O Concílio Vaticano II foi uma reunião de autoridade dos bispos da Igreja Católica, chamado de concílio ecumênico, realizado em Roma de 1962 a 1965. Houve 21 concílios ecumênicos na história da Igreja, nos quais, de acordo com o Catecismo da Igreja Católica, “o Colégio dos Bispos exerce de modo solene o poder sobre toda a Igreja no Concílio Ecumênico” [cân. 337].
O Vaticano II tem sido objeto de desacordo desde o seu início.
O Concílio foi convocado para articular os ensinamentos da fé católica de uma forma que pudessem ser entendidos na modernidade, para lidar com a relação da Igreja com o mundo secular e para abordar algumas questões teológicas e pastorais que haviam surgido nas décadas anteriores.
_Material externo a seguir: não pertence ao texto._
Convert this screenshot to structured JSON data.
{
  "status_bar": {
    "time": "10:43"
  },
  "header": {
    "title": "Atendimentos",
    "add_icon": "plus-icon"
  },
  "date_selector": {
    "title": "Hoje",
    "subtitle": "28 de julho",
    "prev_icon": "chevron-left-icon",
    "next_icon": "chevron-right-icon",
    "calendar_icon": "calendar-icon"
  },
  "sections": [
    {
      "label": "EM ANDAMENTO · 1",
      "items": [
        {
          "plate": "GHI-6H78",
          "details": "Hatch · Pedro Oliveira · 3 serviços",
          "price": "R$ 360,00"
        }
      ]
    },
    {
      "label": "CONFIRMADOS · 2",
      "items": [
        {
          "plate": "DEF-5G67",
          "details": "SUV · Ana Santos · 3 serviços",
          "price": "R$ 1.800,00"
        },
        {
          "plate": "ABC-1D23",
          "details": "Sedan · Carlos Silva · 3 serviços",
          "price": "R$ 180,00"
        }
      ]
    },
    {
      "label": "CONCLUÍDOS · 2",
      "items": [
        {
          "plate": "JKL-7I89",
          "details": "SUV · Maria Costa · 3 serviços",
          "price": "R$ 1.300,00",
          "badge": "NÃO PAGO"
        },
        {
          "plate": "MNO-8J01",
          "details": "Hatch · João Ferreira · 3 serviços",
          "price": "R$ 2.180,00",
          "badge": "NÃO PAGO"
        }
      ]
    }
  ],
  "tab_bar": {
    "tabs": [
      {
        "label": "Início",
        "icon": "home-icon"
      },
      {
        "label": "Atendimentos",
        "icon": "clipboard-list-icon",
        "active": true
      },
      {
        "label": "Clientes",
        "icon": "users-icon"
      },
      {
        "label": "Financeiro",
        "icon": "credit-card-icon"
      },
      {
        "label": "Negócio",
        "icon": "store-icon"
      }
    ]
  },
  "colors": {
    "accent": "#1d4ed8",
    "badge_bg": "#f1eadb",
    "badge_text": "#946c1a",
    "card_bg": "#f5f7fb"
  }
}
Desde a conclusão do Concílio Vaticano II, tornou-se um projeto teológico de décadas por parte dos bispos da Igreja interpretar e entender a plenitude da sua visão, de uma forma consistente com os ensinamentos doutrinais da Igreja. Esse projeto levou a inúmeras iniciativas teológicas e pastorais, e também a divisão.
Alguns católicos, incluindo alguns bispos que participaram do Concílio, acharam que tentativas de “modernizar” a linguagem ou a catequese da Igreja poderiam levar a equívocos sobre questões importantes ou a uma expressão menos precisa e direta da doutrina e do culto católicos.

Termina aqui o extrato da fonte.